Events

Drama and dance class helps teacher candidates focus on social justice

February 20, 2020
BY GERRY RUCCHIN

Teacher candidates perform a dance and drama routine at the Faculty of Education.

Dance and drama are more than performing arts. Rather, these disciplines teach important life-skills such as communication, collaboration, problem-solving, perspective taking, and critical thinking that can support students at all levels of education with their academic achievement and success.

For the past four years, a mandatory dance and drama course has been offered at the Faculty. One component of the course invites teacher candidates to explore social justice themes and concepts, through dance and drama, while making connections to the Ontario elementary curriculum.

“The arts are really about exploring our world,” said course instructor, Traci Scheepstra, PhD. “It’s about knowing ourselves, learning about others and learning about the world around us.”

The arts support learning that is process-oriented, not just product driven, added Scheepstra. This means a performance doesn’t have to be the goal when creating art. However, working through ideas to produce a final product can be a valuable experience for students. Performance opportunities invite students to share what they have learned about a particular topic through a creative means of expression. Students also develop life skills when working with others in the art making process.

Teacher candidate Michelle Suave appreciated exploring the creative process. As a trained dance teacher, she said this process doesn’t occur when teaching in a dance studio.

“It’s a different curriculum,” said Suave. “When you’re working in a studio it’s very traditional as you teach from a book.”
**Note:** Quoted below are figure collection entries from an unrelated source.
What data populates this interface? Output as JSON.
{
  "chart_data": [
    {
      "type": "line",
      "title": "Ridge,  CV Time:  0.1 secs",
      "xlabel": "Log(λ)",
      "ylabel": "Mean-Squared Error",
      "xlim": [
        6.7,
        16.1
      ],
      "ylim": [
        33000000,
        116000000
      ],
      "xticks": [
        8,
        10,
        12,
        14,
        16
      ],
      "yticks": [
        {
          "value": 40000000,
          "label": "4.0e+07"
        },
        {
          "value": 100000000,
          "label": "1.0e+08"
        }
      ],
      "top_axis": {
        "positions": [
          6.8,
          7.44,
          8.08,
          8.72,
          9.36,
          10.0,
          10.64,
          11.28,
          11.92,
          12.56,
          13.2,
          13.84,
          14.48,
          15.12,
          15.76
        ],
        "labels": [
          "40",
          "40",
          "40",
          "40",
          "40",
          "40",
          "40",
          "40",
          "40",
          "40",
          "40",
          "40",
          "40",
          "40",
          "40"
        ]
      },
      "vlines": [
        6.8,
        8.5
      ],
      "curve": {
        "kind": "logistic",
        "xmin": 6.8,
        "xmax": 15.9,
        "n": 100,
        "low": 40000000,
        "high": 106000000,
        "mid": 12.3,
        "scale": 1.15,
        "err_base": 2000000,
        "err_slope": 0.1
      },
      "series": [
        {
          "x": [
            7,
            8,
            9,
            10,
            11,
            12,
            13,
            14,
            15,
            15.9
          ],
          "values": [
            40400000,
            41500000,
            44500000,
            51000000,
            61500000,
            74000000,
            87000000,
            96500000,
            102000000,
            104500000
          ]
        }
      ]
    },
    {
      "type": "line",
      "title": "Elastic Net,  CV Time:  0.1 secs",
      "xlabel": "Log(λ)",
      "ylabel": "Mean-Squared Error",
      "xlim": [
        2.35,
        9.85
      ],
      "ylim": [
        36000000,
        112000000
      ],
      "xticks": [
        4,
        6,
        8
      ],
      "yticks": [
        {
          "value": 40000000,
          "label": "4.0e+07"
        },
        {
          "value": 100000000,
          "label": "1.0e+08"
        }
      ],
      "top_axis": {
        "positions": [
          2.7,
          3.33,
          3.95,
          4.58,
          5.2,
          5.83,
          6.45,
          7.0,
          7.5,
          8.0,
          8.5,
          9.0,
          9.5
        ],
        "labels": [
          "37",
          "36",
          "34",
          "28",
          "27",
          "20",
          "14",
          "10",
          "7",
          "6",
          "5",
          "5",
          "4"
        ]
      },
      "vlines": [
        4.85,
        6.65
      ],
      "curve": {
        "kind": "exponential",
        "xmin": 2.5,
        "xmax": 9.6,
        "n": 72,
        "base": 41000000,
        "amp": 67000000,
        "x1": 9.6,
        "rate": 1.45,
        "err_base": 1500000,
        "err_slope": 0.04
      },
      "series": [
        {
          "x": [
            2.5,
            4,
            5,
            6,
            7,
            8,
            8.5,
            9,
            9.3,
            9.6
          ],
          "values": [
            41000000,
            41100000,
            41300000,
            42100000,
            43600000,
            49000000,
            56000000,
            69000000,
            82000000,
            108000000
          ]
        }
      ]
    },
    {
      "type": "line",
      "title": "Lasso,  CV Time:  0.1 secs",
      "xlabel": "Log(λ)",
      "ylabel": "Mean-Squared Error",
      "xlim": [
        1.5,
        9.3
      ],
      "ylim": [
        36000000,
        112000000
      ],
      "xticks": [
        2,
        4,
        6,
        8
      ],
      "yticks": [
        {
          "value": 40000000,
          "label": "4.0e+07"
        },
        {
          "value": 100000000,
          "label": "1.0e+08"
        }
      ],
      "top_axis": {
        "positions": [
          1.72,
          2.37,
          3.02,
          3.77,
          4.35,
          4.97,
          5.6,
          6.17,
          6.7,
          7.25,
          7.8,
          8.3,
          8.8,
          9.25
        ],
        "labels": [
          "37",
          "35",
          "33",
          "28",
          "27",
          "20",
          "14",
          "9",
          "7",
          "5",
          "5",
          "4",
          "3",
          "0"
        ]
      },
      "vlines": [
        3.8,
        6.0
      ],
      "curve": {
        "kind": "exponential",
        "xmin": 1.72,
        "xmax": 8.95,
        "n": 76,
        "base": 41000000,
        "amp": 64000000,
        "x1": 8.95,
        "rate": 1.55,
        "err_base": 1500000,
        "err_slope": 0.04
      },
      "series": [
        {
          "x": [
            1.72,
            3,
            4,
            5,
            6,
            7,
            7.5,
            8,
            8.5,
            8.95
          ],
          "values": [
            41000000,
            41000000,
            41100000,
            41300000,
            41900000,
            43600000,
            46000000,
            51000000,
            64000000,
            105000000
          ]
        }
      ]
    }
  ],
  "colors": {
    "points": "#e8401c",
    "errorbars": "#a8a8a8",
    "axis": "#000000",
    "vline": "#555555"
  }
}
In the course, teacher candidates learn that there’s a multi-step approach to working through an idea from inception to completion. First, students brainstorm an idea that focuses on equity and inclusion. Then, they break down that theme into issues. Finally, they connect their selected issue to the curriculum and how it can be expressed through dance and drama, said Scheepstra.

At the end of the course, teacher candidates perform in front of their classmates.

The dance and drama talent varies in the class. Some teacher candidates have formal dance and drama training while others don’t have any. Regardless of their skill level, they leave the class with confidence.

“If I can do it then I can teach my students to feel confident even if they feel they’re not capable of doing something,” said teacher candidate Robyn Nicholls.

Teacher candidates also learn that there is much more to the arts than art making, said Scheepstra. Dance and drama supports mental health and wellness, the building of safe classroom communities, cross-curricular teaching – such as dance and math as well as dance and social studies – and embodied experiences where students learn by “doing.”

The arts provide unique learning opportunities for students when used in school settings. 

“It’s what makes meaning of our lives and what helps us to communicate, feel and discern,” said Scheepstra.

For students like Nicholls, the dance and drama course has increased her confidence in how to incorporate the arts into her lesson planning.

“It gives us a foundation to build on because a lot of kids don’t know how to incorporate the arts or may not see the value in it,” she said. “I feel most of us leaving this class will feel more comfortable.”